Les indicateurs quantitatifs, s’appuyant sur des données statistiques, sont

traditionnellement les plus reconnus et les plus utilisés car ils permettent une mesure chiffrée

des phénomènes.

Le foisonnement d’indicateurs dans les observatoires urbains est une erreur souvent

soulignée et révèle peut être le manque de précision dans les objectifs et les problématiques

de départ. Cette multitude de données va de même participer à une dispersion de la

réflexion et à rendre l’outil d’observation moins efficace et moins opérationnel. Une multitude

d’indicateurs engendre également des coûts financiers plus importants.

Il est donc indispensable de définir un nombre limité d’indicateurs quantitatifs pertinents.

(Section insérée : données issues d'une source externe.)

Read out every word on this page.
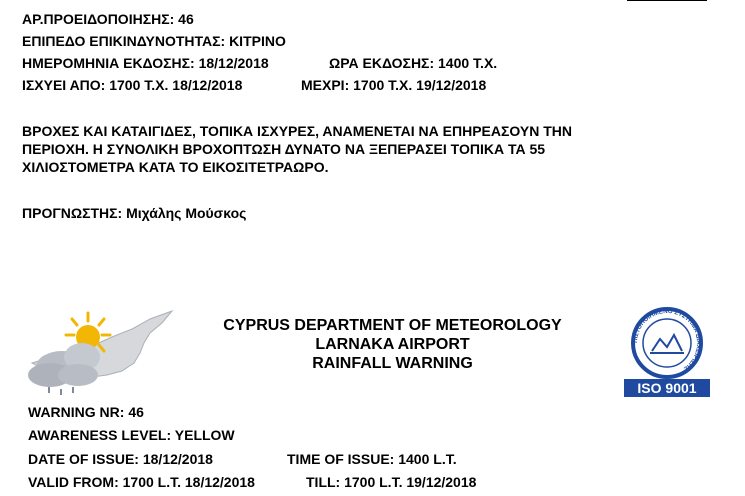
ΑΡ.ΠΡΟΕΙΔΟΠΟΙΗΣΗΣ: 46
ΕΠΙΠΕΔΟ ΕΠΙΚΙΝΔΥΝΟΤΗΤΑΣ: ΚΙΤΡΙΝΟ
ΗΜΕΡΟΜΗΝΙΑ ΕΚΔΟΣΗΣ: 18/12/2018	ΩΡΑ ΕΚΔΟΣΗΣ: 1400 Τ.Χ.
ΙΣΧΥΕΙ ΑΠΟ: 1700 Τ.Χ. 18/12/2018	ΜΕΧΡΙ: 1700 Τ.Χ. 19/12/2018
ΒΡΟΧΕΣ ΚΑΙ ΚΑΤΑΙΓΙΔΕΣ, ΤΟΠΙΚΑ ΙΣΧΥΡΕΣ, ΑΝΑΜΕΝΕΤΑΙ ΝΑ ΕΠΗΡΕΑΣΟΥΝ ΤΗΝ
ΠΕΡΙΟΧΗ. Η ΣΥΝΟΛΙΚΗ ΒΡΟΧΟΠΤΩΣΗ ΔΥΝΑΤΟ ΝΑ ΞΕΠΕΡΑΣΕΙ ΤΟΠΙΚΑ ΤΑ 55
ΧΙΛΙΟΣΤΟΜΕΤΡΑ ΚΑΤΑ ΤΟ ΕΙΚΟΣΙΤΕΤΡΑΩΡΟ.
ΠΡΟΓΝΩΣΤΗΣ: Μιχάλης Μούσκος
CYPRUS DEPARTMENT OF METEOROLOGY
LARNAKA AIRPORT
RAINFALL WARNING
ΠΙΣΤΟΠΟΙΗΜΕΝΟ ΣΥΣΤΗΜΑ ΔΙΑΧΕΙΡΙΣΗΣ
ISO 9001
WARNING NR: 46
AWARENESS LEVEL: YELLOW
DATE OF ISSUE: 18/12/2018	TIME OF ISSUE: 1400 L.T.
VALID FROM: 1700 L.T. 18/12/2018	TILL: 1700 L.T. 19/12/2018
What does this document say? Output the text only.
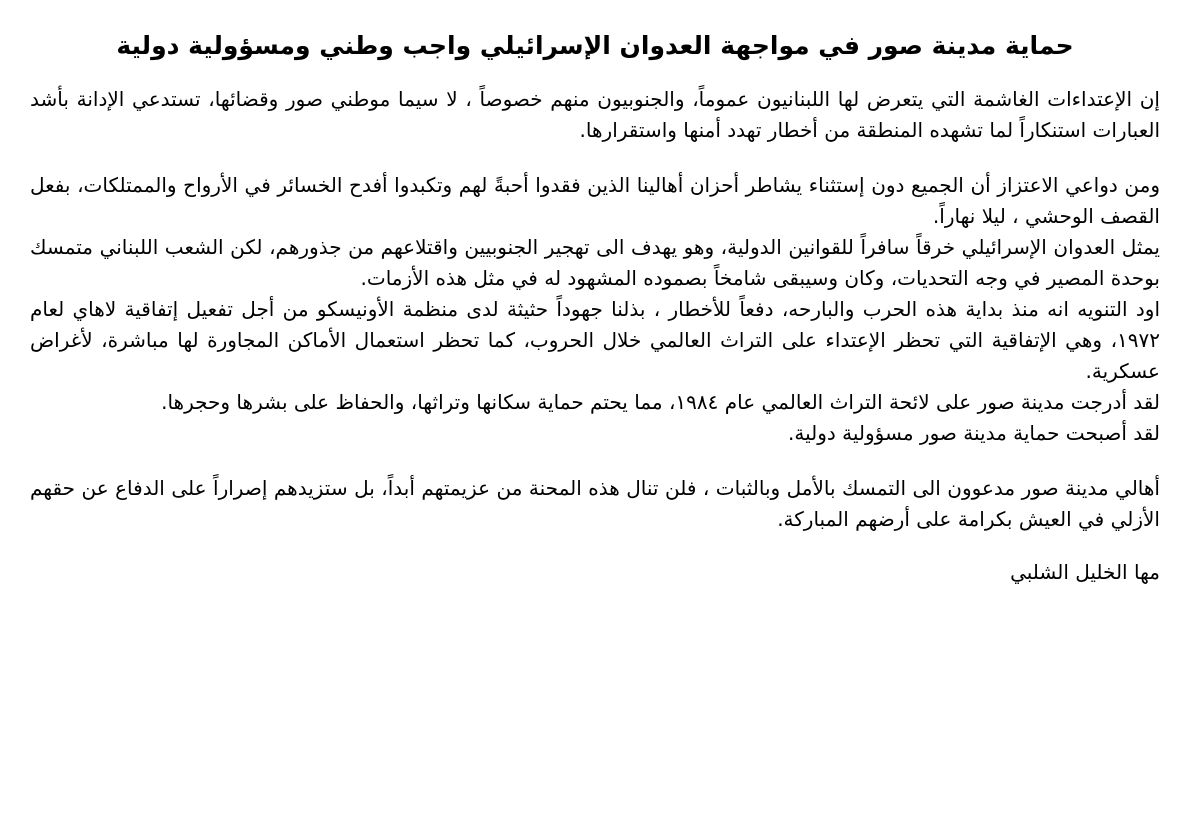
حماية مدينة صور في مواجهة العدوان الإسرائيلي واجب وطني ومسؤولية دولية

إن الإعتداءات الغاشمة التي يتعرض لها اللبنانيون عموماً، والجنوبيون منهم خصوصاً ، لا سيما موطني صور وقضائها، تستدعي الإدانة بأشد العبارات استنكاراً لما تشهده المنطقة من أخطار تهدد أمنها واستقرارها.

ومن دواعي الاعتزاز أن الجميع دون إستثناء يشاطر أحزان أهالينا الذين فقدوا أحبةً لهم وتكبدوا أفدح الخسائر في الأرواح والممتلكات، بفعل القصف الوحشي ، ليلا نهاراً.

يمثل العدوان الإسرائيلي خرقاً سافراً للقوانين الدولية، وهو يهدف الى تهجير الجنوبيين واقتلاعهم من جذورهم، لكن الشعب اللبناني متمسك بوحدة المصير في وجه التحديات، وكان وسيبقى شامخاً بصموده المشهود له في مثل هذه الأزمات.

اود التنويه انه منذ بداية هذه الحرب والبارحه، دفعاً للأخطار ، بذلنا جهوداً حثيثة لدى منظمة الأونيسكو من أجل تفعيل إتفاقية لاهاي لعام ١٩٧٢، وهي الإتفاقية التي تحظر الإعتداء على التراث العالمي خلال الحروب، كما تحظر استعمال الأماكن المجاورة لها مباشرة، لأغراض عسكرية.

لقد أدرجت مدينة صور على لائحة التراث العالمي عام ١٩٨٤، مما يحتم حماية سكانها وتراثها، والحفاظ على بشرها وحجرها.

لقد أصبحت حماية مدينة صور مسؤولية دولية.

أهالي مدينة صور مدعوون الى التمسك بالأمل وبالثبات ، فلن تنال هذه المحنة من عزيمتهم أبداً، بل ستزيدهم إصراراً على الدفاع عن حقهم الأزلي في العيش بكرامة على أرضهم المباركة.

مها الخليل الشلبي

Le croisement des données pourra être une des solutions afin de ne pas multiplier ces

indicateurs.

Cependant, la sectorialité ayant jusque-là dominé dans l’action publique autant que dans la

réflexion en amont, les sources d’où proviennent les données n’ont jamais été mises en

relation, alors que leur croisement peut aboutir à la création d’un indicateur pertinent. Ce

cloisonnement entre sources de données découle du fait que ces données sont toujours

produites à une seule fin, selon la logique particulière du producteur sans qu’il n’y ait de

perspective d’échange. Les fichiers de la Caisse d’Allocations Familiales, fichiers de gestion,

sont par exemple utilisés pour assurer les prestations sociales et non à une fin d’analyse

statistique.

Il faut alors que l’institution partenaire tire un avantage de fournir ses données. Un traitement

statistique des fichiers CAF peut par exemple permettre à cette institution une meilleure

compréhension de son public.

31 CERTU, op.cit., p. 57.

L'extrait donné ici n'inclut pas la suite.